Date: October 29, 2001
Creator: Meunier, Vincent; Buongiorno Nardelli, Marco; Roland, Christopher & Bernholc, Jerry
Description: Article on structural and electronic properties of carbon nanotube tapers. Abstract: Carbon nanotube tapers are a set of nanostructures comprised of straight tubular sections with decreasing diameters, joined to each other via conical funnels and terminated with a hemispherical cap. The funnels are formed with the help of topological defects, which minimally include at least one pentagon-heptagon pair. The structural, electronic, and transport properties of tapers are analyzed using realistic tight-binding models. Specifically, it is shown that straight nanotube tapers are monochiral objects. Among a variety of possible taper structures, kinetics of the growth process suggests that the most prevalent tapers will have either zigzag or armchair structures.
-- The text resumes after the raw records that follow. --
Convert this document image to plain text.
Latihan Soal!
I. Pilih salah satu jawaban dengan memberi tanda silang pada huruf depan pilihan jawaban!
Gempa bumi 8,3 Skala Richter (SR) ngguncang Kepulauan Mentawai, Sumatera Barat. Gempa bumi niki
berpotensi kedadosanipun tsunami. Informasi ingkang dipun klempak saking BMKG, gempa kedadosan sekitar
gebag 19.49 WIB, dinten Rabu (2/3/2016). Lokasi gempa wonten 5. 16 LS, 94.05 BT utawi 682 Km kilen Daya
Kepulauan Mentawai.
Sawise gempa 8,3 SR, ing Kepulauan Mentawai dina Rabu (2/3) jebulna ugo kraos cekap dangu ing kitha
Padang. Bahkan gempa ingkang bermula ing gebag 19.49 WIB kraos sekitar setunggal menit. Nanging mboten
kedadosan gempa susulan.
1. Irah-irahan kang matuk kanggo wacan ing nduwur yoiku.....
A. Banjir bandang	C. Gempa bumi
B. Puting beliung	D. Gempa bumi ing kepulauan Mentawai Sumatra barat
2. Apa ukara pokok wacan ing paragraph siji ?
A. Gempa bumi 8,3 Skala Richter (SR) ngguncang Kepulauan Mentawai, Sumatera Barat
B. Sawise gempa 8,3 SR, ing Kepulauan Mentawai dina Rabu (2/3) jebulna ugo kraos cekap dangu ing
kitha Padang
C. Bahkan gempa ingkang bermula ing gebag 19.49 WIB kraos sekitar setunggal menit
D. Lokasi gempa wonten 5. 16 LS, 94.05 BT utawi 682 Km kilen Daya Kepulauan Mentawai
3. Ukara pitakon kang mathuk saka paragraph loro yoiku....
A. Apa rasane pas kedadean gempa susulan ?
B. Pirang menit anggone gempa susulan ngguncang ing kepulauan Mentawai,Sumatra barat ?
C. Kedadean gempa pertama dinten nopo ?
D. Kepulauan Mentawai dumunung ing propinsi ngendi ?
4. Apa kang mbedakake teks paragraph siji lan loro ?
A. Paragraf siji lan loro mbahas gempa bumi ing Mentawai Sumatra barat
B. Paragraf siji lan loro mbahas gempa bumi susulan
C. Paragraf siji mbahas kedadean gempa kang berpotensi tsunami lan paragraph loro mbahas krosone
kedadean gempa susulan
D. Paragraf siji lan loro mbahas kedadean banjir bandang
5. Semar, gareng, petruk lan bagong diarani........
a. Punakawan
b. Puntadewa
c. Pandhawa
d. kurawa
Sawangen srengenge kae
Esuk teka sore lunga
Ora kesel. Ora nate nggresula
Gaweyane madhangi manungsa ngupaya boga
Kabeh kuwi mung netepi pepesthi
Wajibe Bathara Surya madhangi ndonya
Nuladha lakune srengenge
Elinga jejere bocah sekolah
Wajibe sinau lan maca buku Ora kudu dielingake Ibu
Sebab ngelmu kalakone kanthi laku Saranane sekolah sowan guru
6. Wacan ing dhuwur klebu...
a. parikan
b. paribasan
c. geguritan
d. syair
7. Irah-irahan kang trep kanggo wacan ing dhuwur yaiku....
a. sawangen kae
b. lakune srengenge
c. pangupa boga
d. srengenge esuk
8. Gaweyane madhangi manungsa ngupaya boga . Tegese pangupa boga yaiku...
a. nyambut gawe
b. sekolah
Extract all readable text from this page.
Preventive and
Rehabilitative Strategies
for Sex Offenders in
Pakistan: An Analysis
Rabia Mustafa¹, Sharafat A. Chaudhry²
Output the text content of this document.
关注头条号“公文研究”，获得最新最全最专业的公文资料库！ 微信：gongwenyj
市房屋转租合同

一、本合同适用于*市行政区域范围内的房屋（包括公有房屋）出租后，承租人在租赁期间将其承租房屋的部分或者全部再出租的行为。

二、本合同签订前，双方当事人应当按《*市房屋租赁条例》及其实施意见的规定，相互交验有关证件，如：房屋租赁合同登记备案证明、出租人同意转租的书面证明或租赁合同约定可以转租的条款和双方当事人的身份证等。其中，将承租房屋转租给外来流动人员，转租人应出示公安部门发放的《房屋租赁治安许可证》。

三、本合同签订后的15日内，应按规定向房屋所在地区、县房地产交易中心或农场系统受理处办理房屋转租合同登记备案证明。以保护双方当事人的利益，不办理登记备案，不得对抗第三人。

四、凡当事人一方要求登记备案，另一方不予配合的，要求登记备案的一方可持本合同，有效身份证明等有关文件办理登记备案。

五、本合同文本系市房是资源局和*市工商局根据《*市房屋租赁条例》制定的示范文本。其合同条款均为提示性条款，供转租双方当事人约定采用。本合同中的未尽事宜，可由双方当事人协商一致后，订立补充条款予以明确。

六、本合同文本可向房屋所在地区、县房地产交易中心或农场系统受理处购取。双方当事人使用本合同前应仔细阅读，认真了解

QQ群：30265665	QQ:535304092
Their scanning tunneling microscopy (STM) images have been simulated for identification purposes. The STM images of tapers are dominated by a protruding pentagon inherent in the taper structure, which unfortunately does not allow for an easy identification of the chirality of the underlying nanotubes. Turning to transport properties, it is shown that zigzag-based tapers will likely be poor conductors, because of gaps induced by the semiconducting segments. Armchair-based tapers, on the other hand, are characterized by a finite conductance at low bias voltages and make attractive prototypes for nanoscale probes and devices.